Nobody makes history cool like this guy does: One Dead Spy and Big Bad Ironclad! (Nathan Hale’s Hazardous Tales series) by Nathan Hale (you know, the guy who did Rapunzel’s Revenge)
Life in China is more complicated than you think: Little White Duck: a childhood in China by Na Liu, illus. Andres Vera Martinez
My kids can’t get enough of this series: Legends of Zita the Spacegirl by Ben Hatke
I’m just dazzled by this guy’s imagination: Cardboard by Doug TenNapel
For fans of rock history (esp. early Beatles): Baby’s in Black: Astrid Kirchherr, Stuart Sutcliffe, and the Beatles by Arne Bellstorf (this was a big bestseller in Germany, where it was originally published)
YOUNG ADULT FICTION
If you’re going to read just one, read: Code Name Verity by Elizabeth Wein. A multilayered, sophisticated story of spies and female friendship during WWII. Wein’s novels often deal with the moral predicaments of spies (I loved her earlier novel, The Lion Hunter), and this take is a triumph.

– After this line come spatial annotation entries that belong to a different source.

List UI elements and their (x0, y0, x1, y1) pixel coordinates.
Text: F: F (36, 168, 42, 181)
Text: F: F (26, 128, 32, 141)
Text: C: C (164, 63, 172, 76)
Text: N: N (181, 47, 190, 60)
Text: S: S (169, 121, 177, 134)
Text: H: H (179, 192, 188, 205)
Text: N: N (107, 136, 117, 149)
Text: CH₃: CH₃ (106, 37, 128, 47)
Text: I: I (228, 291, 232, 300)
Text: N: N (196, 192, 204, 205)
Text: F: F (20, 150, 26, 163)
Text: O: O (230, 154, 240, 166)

Best Old-School Science Fiction: A Confusion of Princes by Garth Nix. Okay, I’ll admit that the complex world-building made the first quarter of the novel a little slow. But the protagonist’s voice is clever enough to carry you through. JUST GET THROUGH THE FIRST 150 PAGES AND IT’S 100% AWESOME AFTERWARDS, OKAY??
Best Fairytale Mashup (and I do not give this award out lightly): Enchanted by Alethea Kontis This book got a unanimous “in favor of” vote from the members of the YALSA Best Books for YAs meeting. I know because I was there and did a little hop in my seat!
Booksellers in Harlem are Freaking Awesome: No Crystal Stair: a documentary novel of the life and work of Lewis Michaux, Harlem bookseller by Vaunda Micheaux Nelson
Best Jane Austen Tribute: Keeping the Castle by Patrice Kindl
Historical Fantasy with crossbows and poisoned chalices and secrets and awesome dresses and WOW: Grave Mercy by Robin LaFevers
Being a Renaissance-era Dwarf is Nothing Like that guy in Game of Thrones: Jepp Who Defied the Stars by Katherine Marsh
Gothic supernatural romance tempered with a hefty dose of British snark: Unspoken by Sarah Rees Brennan
NON FICTION — Truthfully, probably my favorite category this year
If you’re going to read just one, read: Bomb: the race to build — and steal — the world’s most dangerous weapon by Steve Sheinkin. Shienkin writes gripping history with a novelistic narrative style that’s really fun to read. This tale of the atomic arms race is a nail biter, ranging from the shenanigans of the eccentric scientists at Los Alamos, to the inner workings of sinister Soviet espionage, to the incredible team of Norwegian resistance fighters out to destroy a Nazi-operated heavy water plant. Forget James Bond and Indiana Jones: this is real adventure. Love it!
Best Biography: Temple Grandin: how the girl who loved cows embraced autism and changed the world by Sy Montgomery. Cows! Autism! What’s not to love?
Best Autobiography: Chuck Close: Face Book by Chuck Close. Not only a fascinating portrait of one of the United States’ best artists, but an amazing story of someone who overcomes incredible hardship to keep doing what he loves (Close has severe learning disabilities, and suffered a massive stroke as an adult; he is still paralyzed from the chest down). The centerpiece of this volume is a flip-book section where readers can mix-and-match different Close self-portraits in a variety of styles.
Best story you’re always been curious about: The Fairy Ring, or, Elsie and Frances Fool the World by Mary Losure. You know, the Cottingley fairy photographs and the little girls who took them! How on earth did anybody think those pictures were real?